Mulheres em ação: empreendedorismo feminino transforma a vida das pessoas em Jaguarari (BA)

MultiCiência 02 junho 2025

“Mulheres em ação” reunidas na antiga unidade (ano não localizado). Da esquerda para a direita: Marinalva Silva, Irene Lopes, Sandra Fernandes, Lúcia Fernandes, Elba Silva, Luizete Menezes e Cleide Menezes.
Foto: Arquivo pessoal de Irene Lopes.

Gameleira é uma árvore típica da Caatinga, associada à longevidade e a resistência. Na zona rural de Jaguarari (BA), essa árvore nomeia um pequeno distrito, onde há 23 anos atrás, um grupo de mulheres se reuniram para resistir à situação de extrema pobreza das suas famílias.

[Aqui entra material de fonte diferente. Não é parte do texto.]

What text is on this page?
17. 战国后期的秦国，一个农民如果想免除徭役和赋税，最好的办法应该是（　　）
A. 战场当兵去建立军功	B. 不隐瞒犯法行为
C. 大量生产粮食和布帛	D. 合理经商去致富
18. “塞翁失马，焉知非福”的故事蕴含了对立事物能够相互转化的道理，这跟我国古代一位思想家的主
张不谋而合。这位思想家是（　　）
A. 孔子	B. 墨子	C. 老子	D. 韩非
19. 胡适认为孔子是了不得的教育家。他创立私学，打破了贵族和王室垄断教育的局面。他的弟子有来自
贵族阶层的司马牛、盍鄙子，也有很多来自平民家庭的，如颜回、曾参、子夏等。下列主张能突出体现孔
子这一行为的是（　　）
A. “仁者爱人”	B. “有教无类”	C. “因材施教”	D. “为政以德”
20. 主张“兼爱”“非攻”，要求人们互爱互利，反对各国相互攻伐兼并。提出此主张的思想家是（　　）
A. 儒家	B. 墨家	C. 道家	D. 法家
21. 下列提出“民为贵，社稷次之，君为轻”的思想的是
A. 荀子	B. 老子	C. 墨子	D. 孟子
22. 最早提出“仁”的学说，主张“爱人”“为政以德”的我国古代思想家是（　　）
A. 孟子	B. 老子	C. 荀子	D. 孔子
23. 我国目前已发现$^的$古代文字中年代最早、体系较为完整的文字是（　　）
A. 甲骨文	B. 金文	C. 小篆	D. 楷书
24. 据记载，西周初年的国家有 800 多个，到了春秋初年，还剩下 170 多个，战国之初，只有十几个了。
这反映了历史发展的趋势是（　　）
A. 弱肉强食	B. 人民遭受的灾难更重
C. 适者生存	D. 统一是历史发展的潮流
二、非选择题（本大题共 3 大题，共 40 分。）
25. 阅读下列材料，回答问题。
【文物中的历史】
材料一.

O grupo, intitulado “Mulheres em ação”, que tem como marca “Delícias de Gameleira”, é uma iniciativa inovadora no local, que produz o beneficiamento e a venda de produtos derivados de frutas nativas como umbu, tamarindo, maracujá e acerola, dentro do prisma da economia solidária.

Doce feito com o carro-chefe do grupo: o umbu, 2025. 
Foto: Ana Beatriz Menezes.


A fundação
Segundo Irene Lopes, 67 anos, fundadora da “Mulheres em ação”, a história do grupo perpassa por duas questões: a primeira tem relação com o trabalho realizado pela instituição financiadora italiana Amici Di Bambini (AiBi), que apoiava um projeto feito pela Associação Parceira das Crianças (Apac) no distrito de Gameleira, oferecendo reforço escolar para alunos em situação de vulnerabilidade socioeconômica que moravam no povoado, em um prédio comunitário. Irene, que à época fazia parte dessa instituição, sentiu a necessidade de criar algo que beneficiasse as mães também, não somente as crianças e adolescentes, visto que o local tinha muitas pessoas em situação de pobreza ou extrema pobreza. A outra questão que a influenciou a tomar essa decisão foi um curso sobre Convivência com Semiárido e Economia Solidária, realizado pelo Instituto Regional da Pequena Agropecuária Apropriada (Irpaa), em Juazeiro, no início do ano 2000. 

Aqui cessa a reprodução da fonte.